Add option to quantize per-tensor (ultralytics#12516)

Corallo · pre-commit-ci[bot] · glenn-jocher · web-flow · commit 63555c8e2230 · 2023-12-18T17:14:59.000+01:00
* Add option to quantize per-tensor * [pre-commit.ci] auto fixes from pre-commit.com hooks for more information, see https://pre-commit.ci --------- Co-authored-by: pre-commit-ci[bot] <66853113+pre-commit-ci[bot]@users.noreply.github.com> Co-authored-by: Glenn Jocher <glenn.jocher@ultralytics.com>
diff --git a/export.py b/export.py
@@ -448,7 +448,8 @@ def export_pb(keras_model, file, prefix=colorstr('TensorFlow GraphDef:')):
 
 
 @try_export
-def export_tflite(keras_model, im, file, int8, data, nms, agnostic_nms, prefix=colorstr('TensorFlow Lite:')):
+def export_tflite(keras_model, im, file, int8, per_tensor, data, nms, agnostic_nms,
+                  prefix=colorstr('TensorFlow Lite:')):
     # YOLOv5 TensorFlow Lite export
     import tensorflow as tf
 
@@ -469,6 +470,8 @@ def export_tflite(keras_model, im, file, int8, data, nms, agnostic_nms, prefix=c
         converter.inference_input_type = tf.uint8  # or tf.int8
         converter.inference_output_type = tf.uint8  # or tf.int8
         converter.experimental_new_quantizer = True
+        if per_tensor:
+            converter._experimental_disable_per_channel = True
         f = str(file).replace('.pt', '-int8.tflite')

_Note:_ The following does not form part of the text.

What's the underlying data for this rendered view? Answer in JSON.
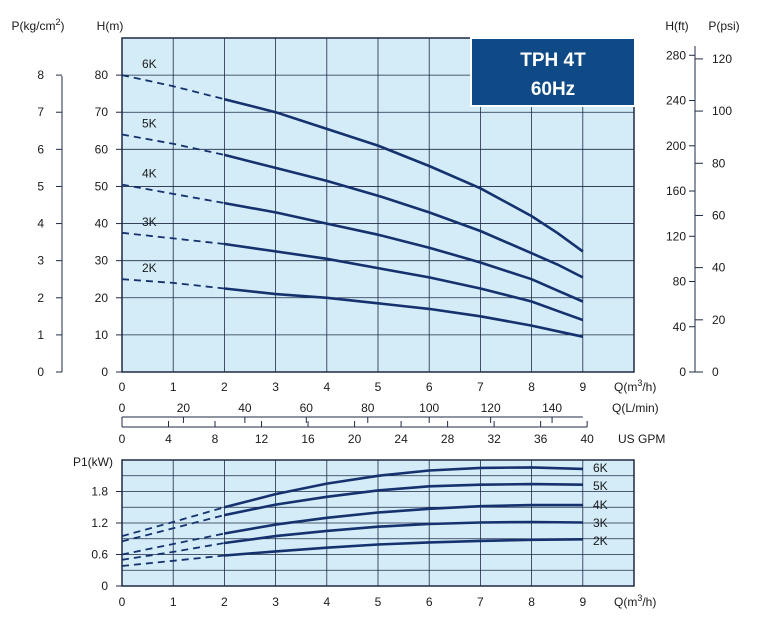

     if nms or agnostic_nms:
         converter.target_spec.supported_ops.append(tf.lite.OpsSet.SELECT_TF_OPS)
@@ -713,6 +716,7 @@ def run(
         keras=False,  # use Keras
         optimize=False,  # TorchScript: optimize for mobile
         int8=False,  # CoreML/TF INT8 quantization
+        per_tensor=False,  # TF per tensor quantization
         dynamic=False,  # ONNX/TF/TensorRT: dynamic axes
         simplify=False,  # ONNX: simplify model
         opset=12,  # ONNX: opset version
@@ -798,7 +802,14 @@ def run(
         if pb or tfjs:  # pb prerequisite to tfjs
             f[6], _ = export_pb(s_model, file)
         if tflite or edgetpu:
-            f[7], _ = export_tflite(s_model, im, file, int8 or edgetpu, data=data, nms=nms, agnostic_nms=agnostic_nms)
+            f[7], _ = export_tflite(s_model,
+                                    im,
+                                    file,
+                                    int8 or edgetpu,
+                                    per_tensor,
+                                    data=data,
+                                    nms=nms,
+                                    agnostic_nms=agnostic_nms)
             if edgetpu:
                 f[8], _ = export_edgetpu(file)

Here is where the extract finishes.